O choque de papéis acontece quando o papel do indivíduo é perdido na nova cultura. As mudanças dos papéis sociais e das relações interpessoais afetam o bem-estar e o sentido de autoconhecimento do indivíduo. No novo ambiente cultural os antigos papéis são eliminados e substituídos por papéis desconhecidos e por conjuntos de expectativas. Isto leva ao choque resultante da ambiguidade da posição social do indivíduo, da perda de relações sociais e seus papéis considerados normais e do surgimento de novos papéis que são inconsistentes com o antigo auto-conceito do indivíduo.
O choque pessoal afeta a auto-estima, auto-identidade, sentimentos de bem-estar e a satisfação com a vida os quais são todos criados e mantidos dentro do sistema cultural.
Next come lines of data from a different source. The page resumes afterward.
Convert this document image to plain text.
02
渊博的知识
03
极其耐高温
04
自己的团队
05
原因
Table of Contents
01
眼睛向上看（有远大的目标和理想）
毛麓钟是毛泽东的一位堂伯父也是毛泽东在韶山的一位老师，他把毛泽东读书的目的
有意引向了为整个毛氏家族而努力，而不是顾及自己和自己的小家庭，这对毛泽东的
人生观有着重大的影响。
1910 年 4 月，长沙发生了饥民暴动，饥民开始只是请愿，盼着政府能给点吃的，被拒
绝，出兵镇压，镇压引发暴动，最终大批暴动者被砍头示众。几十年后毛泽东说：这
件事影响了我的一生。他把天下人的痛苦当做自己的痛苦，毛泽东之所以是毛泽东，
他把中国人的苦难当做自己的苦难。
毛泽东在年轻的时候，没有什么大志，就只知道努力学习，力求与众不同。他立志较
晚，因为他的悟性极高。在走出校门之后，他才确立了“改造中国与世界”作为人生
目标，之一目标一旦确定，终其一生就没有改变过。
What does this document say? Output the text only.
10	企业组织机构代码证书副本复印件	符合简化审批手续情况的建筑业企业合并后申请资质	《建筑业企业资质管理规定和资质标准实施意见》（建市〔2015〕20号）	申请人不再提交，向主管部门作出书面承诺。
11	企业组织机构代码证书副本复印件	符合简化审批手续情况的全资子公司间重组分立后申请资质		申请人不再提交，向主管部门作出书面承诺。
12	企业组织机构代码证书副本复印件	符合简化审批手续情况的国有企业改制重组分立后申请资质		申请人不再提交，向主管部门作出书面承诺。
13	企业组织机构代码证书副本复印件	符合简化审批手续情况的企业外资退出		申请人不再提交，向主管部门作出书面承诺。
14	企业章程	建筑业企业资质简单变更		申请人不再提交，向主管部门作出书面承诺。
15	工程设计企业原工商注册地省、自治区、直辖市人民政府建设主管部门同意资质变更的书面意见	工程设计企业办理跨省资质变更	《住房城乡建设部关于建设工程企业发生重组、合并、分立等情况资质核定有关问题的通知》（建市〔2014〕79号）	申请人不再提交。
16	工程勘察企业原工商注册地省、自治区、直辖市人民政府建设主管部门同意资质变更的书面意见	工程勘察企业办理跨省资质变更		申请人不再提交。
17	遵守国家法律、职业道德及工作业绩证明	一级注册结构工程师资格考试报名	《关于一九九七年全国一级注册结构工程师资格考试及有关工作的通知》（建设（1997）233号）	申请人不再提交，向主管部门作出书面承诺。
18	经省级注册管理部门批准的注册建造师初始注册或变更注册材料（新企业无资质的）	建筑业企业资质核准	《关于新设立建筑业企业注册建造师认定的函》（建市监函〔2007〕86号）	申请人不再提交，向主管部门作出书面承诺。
A perda deste sistema de suporte pode levar a manifestações patológicas assemelhadas à psicoses e paranóias que são classificados como “neuroses transientes” ou desordens emocionais temporárias. O choque pessoal é mais fortemente impactante quando a nova cultura viola os sentidos pessoais e culturais do indivíduo no que diz respeito a valores morais, lógicos ou de crenças a respeito da normalidade e civilidade. Conflitos de valores contribuem para um senso de desorientação e irrealidade, aumentando o sentimento de inadaptabilidade do indivíduo com o seu meio.

REFERÊNCIAS BIBLIOGRÁFICAS

OBERG, K. Cultural Shock. 1954
Disponível em: 20/04/2009 https://www.smcm.edu/academics/internationaled/Pdf/cultureshockarticle.pdf

WHITE, D. Choque Cultural Reverso.
Disponível em: 20/04/2009 http://74.125.47.132/search?q=cache:Ptz9Cus48A4J:www.ryep4760brasil.com.br/temas/Choque%2520cultural%2520reverso.doc+choque+cultural&hl=pt-BR&ct=clnk&cd=17&gl=br

WIKIPEDIA, The Free Encyclopedia. Significado de Choque Cultural.
Disponível em: 20/04/2009
http://en.wikipedia.org/wiki/Culture_shock

WINKELMAN, M. Cultural Shock and Adaptation.